FDR’s death presented a new problem to the WTUL. Although Roosevelt continued to push the league’s agenda in Washington, their political pull had weakened and the league struggled to maintain influence in the post-war period. As unions began to form more readily there was a large debate about the need for a woman’s working union which led to lack of funding and a decline in membership. The WTUL disbanded in 1955 though Roosevelt continued to work for many of the league’s goals, such as education of young women, until her death.  

“Those of us to whom fortune has been kind can not enjoy life ourselves unless our sisters have something also to enjoy; we must have a greater spirit of cooperation, of interest in the daily lives of those about us and a willingness to share our benefits, even if it means that we have somewhat less ourselves in the way of ease and pleasure” (Address by Mrs.

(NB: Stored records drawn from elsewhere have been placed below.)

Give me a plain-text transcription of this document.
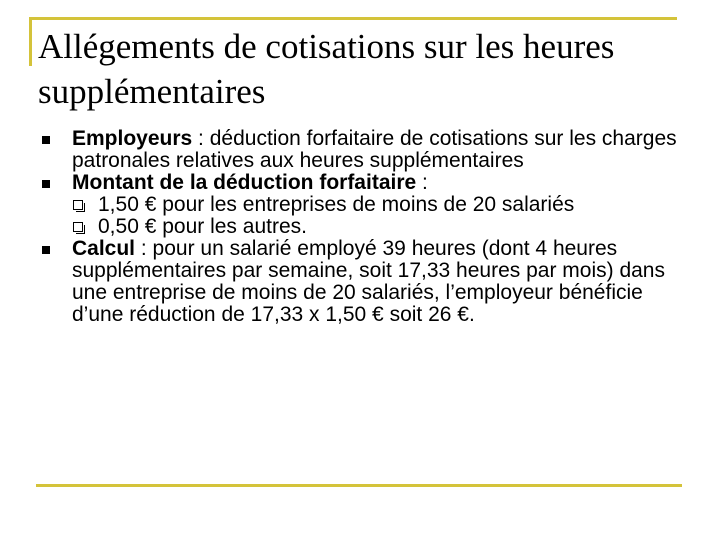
Allégements de cotisations sur les heures supplémentaires

Employeurs : déduction forfaitaire de cotisations sur les charges patronales relatives aux heures supplémentaires

Montant de la déduction forfaitaire :

1,50 € pour les entreprises de moins de 20 salariés

0,50 € pour les autres.

Calcul : pour un salarié employé 39 heures (dont 4 heures supplémentaires par semaine, soit 17,33 heures par mois) dans une entreprise de moins de 20 salariés, l’employeur bénéficie d’une réduction de 17,33 x 1,50 € soit 26 €.
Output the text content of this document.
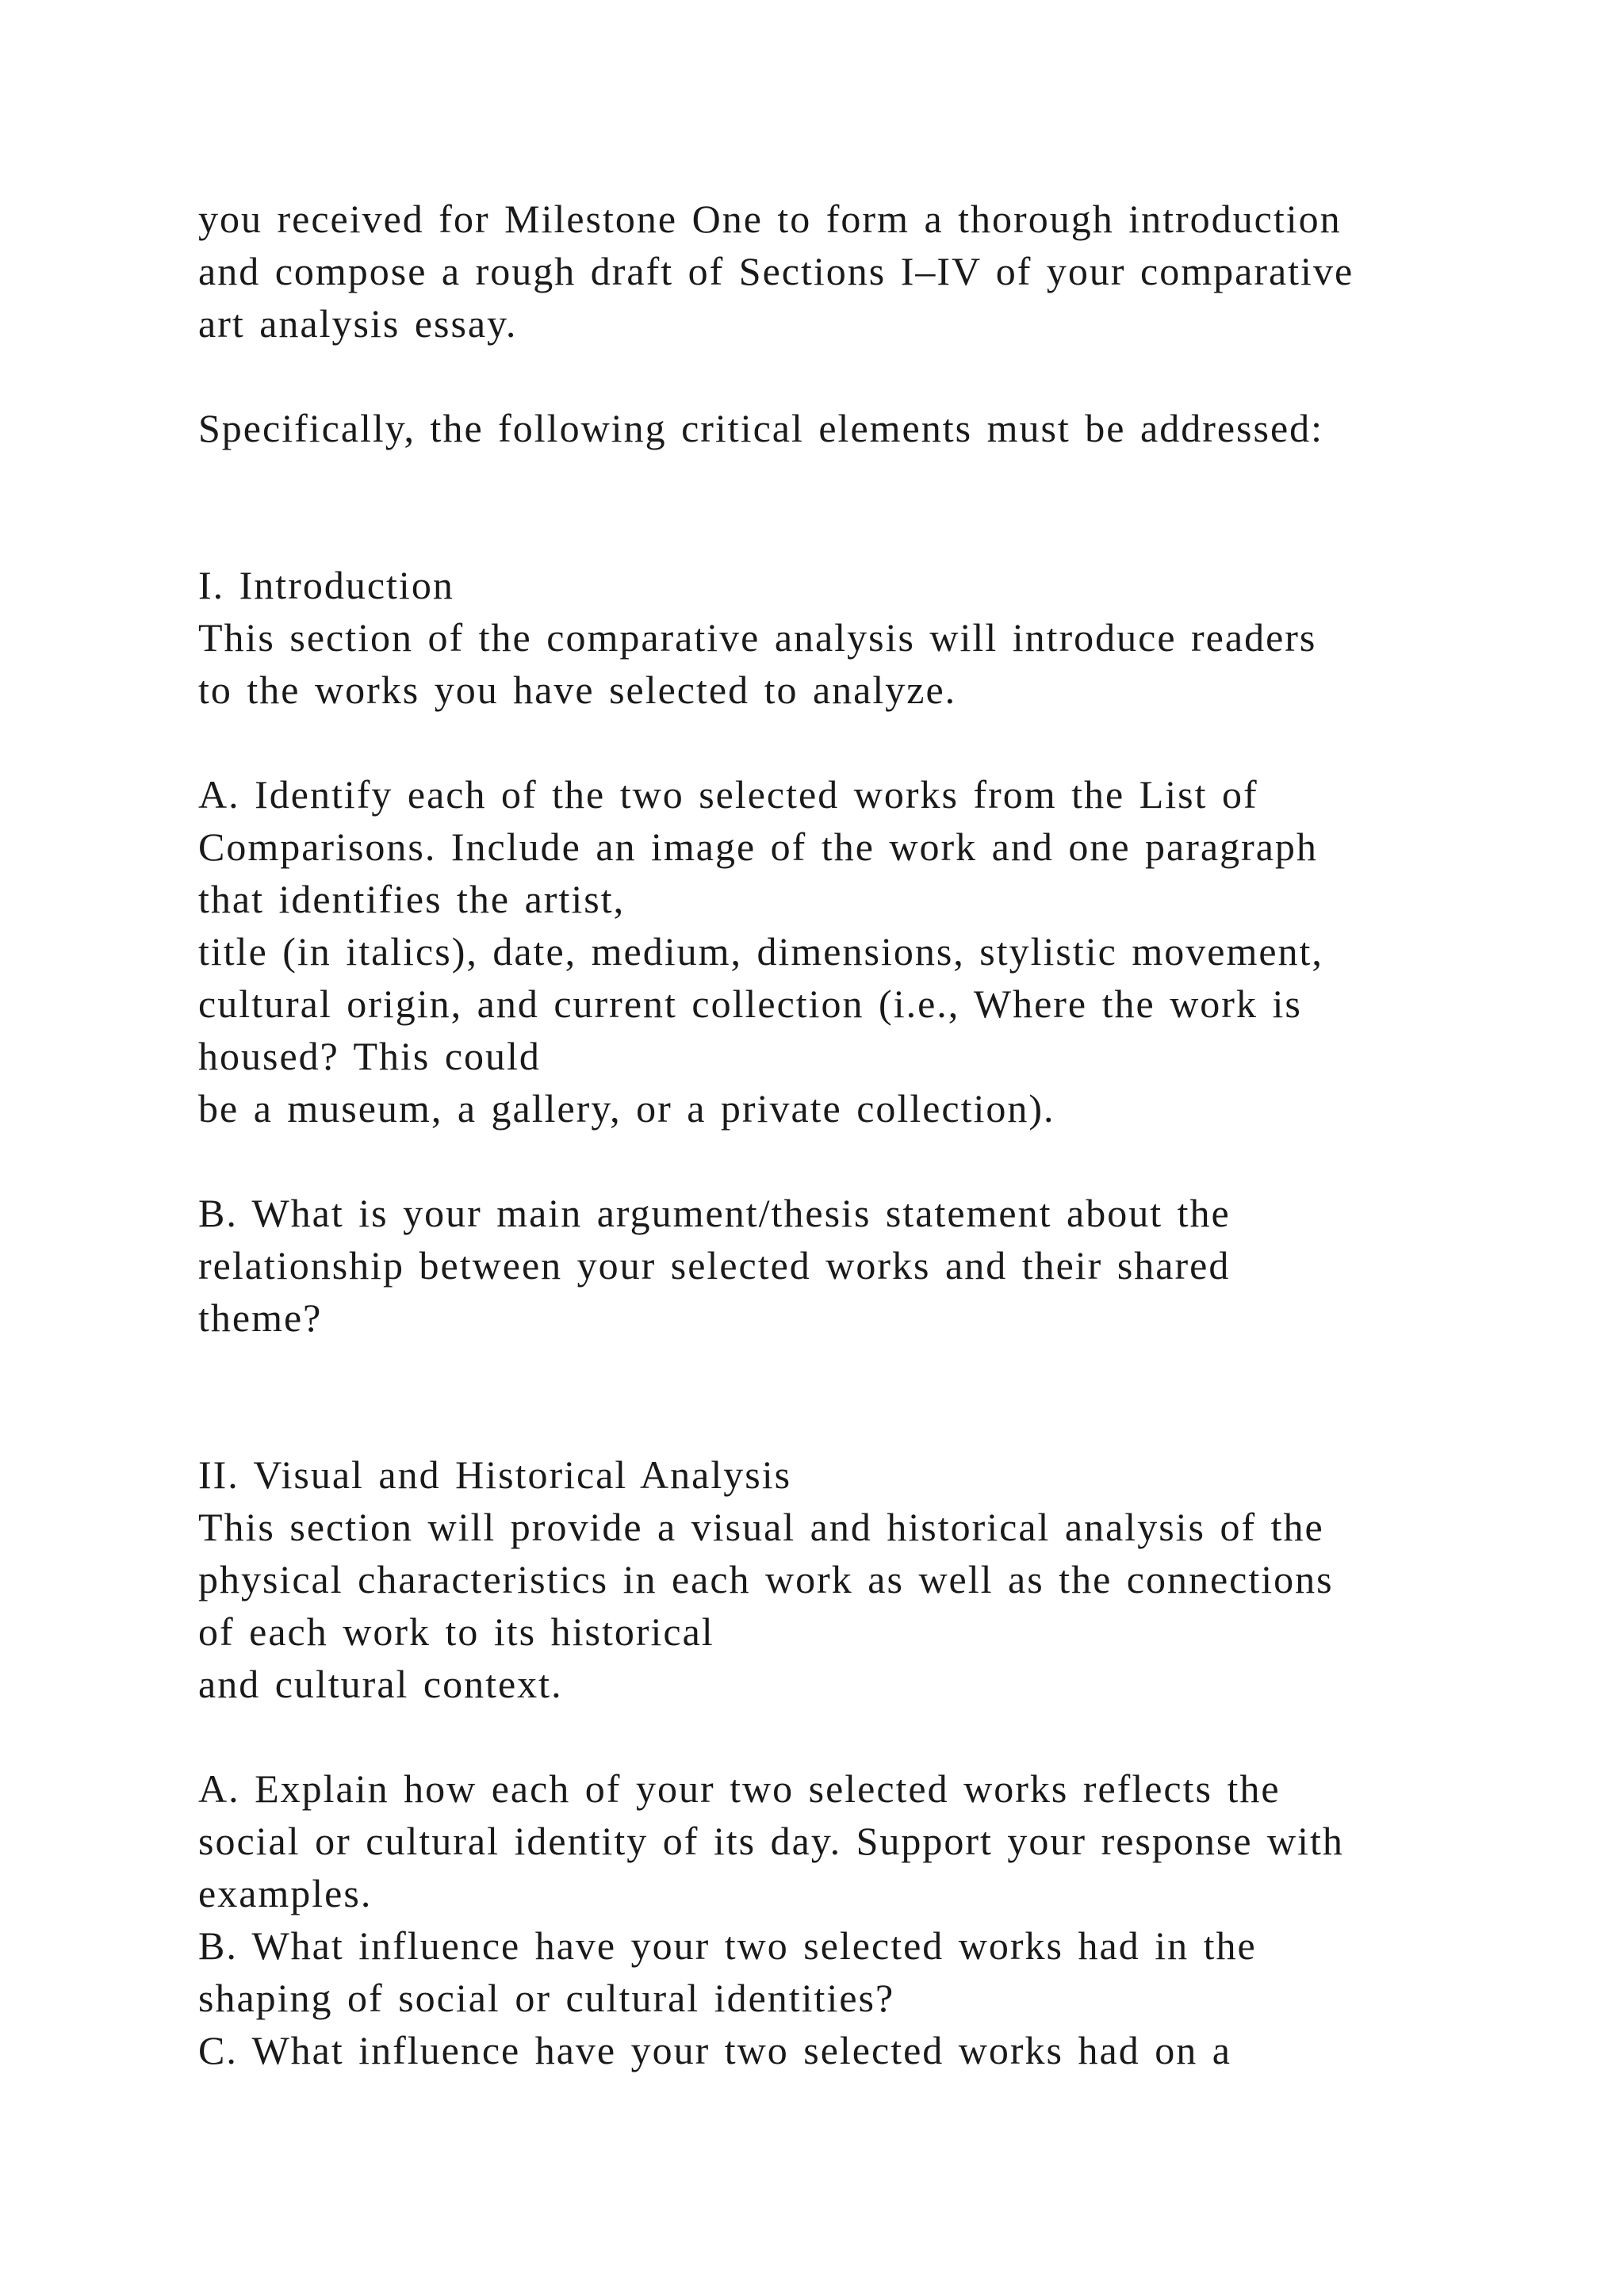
you received for Milestone One to form a thorough introduction

and compose a rough draft of Sections I–IV of your comparative

art analysis essay.

Specifically, the following critical elements must be addressed:

I. Introduction

This section of the comparative analysis will introduce readers

to the works you have selected to analyze.

A. Identify each of the two selected works from the List of

Comparisons. Include an image of the work and one paragraph

that identifies the artist,

title (in italics), date, medium, dimensions, stylistic movement,

cultural origin, and current collection (i.e., Where the work is

housed? This could

be a museum, a gallery, or a private collection).

B. What is your main argument/thesis statement about the

relationship between your selected works and their shared

theme?

II. Visual and Historical Analysis

This section will provide a visual and historical analysis of the

physical characteristics in each work as well as the connections

of each work to its historical

and cultural context.

A. Explain how each of your two selected works reflects the

social or cultural identity of its day. Support your response with

examples.

B. What influence have your two selected works had in the

shaping of social or cultural identities?

C. What influence have your two selected works had on a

Franklin D. Roosevelt on 28 November 1932 at Benefit Concert, Women’s Trade Union League” Eleanor Roosevelt Papers, Franklin D. Roosevelt Library)

ER at She-She-She Camp

Eleanor Roosevelt as a She-She-She Camp in 1933. 

SHE-SHE-SHE CAMPS

In 1933 FDR introduced legislation aimed at unemployment relief, in which he proposed the Civilian Conservation Corps (CCC) where young men were trained in various skills in camps designed to increase employment rates; ultimately the program employed a quarter of a million young men each year in forestry, flood control, and beautification projects throughout America from 1933 to 1942. While Eleanor Roosevelt supported the concept of employing urban youth between the ages of eighteen to twenty-five in camps that stressed education and a respect for the environment she struggled with the male-only aspect of the project. Roosevelt, with the help of Hilda Worthington Smith, campaigned for an organization that would provide similar services through camps for young women. Unfortunately, the ”She-She-She Camps”,as they become known, were criticized by the Roosevelt administration and not popular amongst New Dealers. 

Frances Perkins and Roosevelt were able to establish one camp for women, Camp Tera. Camp Tera grew slowly and took much more time than the average CCC camp to become functional as there were different requirements for joining for the women than for the CCC men. Roosevelt worked to change the requirements so that more women were admitted, raising the standards of the camps, and forcing the creation of new camps. In April of 1934, Roosevelt held the White House Conference for Unemployed Women, and this event gained publicity and support for her idea of nationwide jobless women's camps.The She-She-She camps were much smaller in size than CCC camps and provided less benefits for members but were still effective in educating and employing women across the country. By 1936, ninety residential camps served 5,000 women yearly. In all, 8,500 women benefitted from working at the residential camps formed by Roosevelt. Budget cuts in 1937 transferred control of the camps to the National Youth Administration where they were closed down later that year.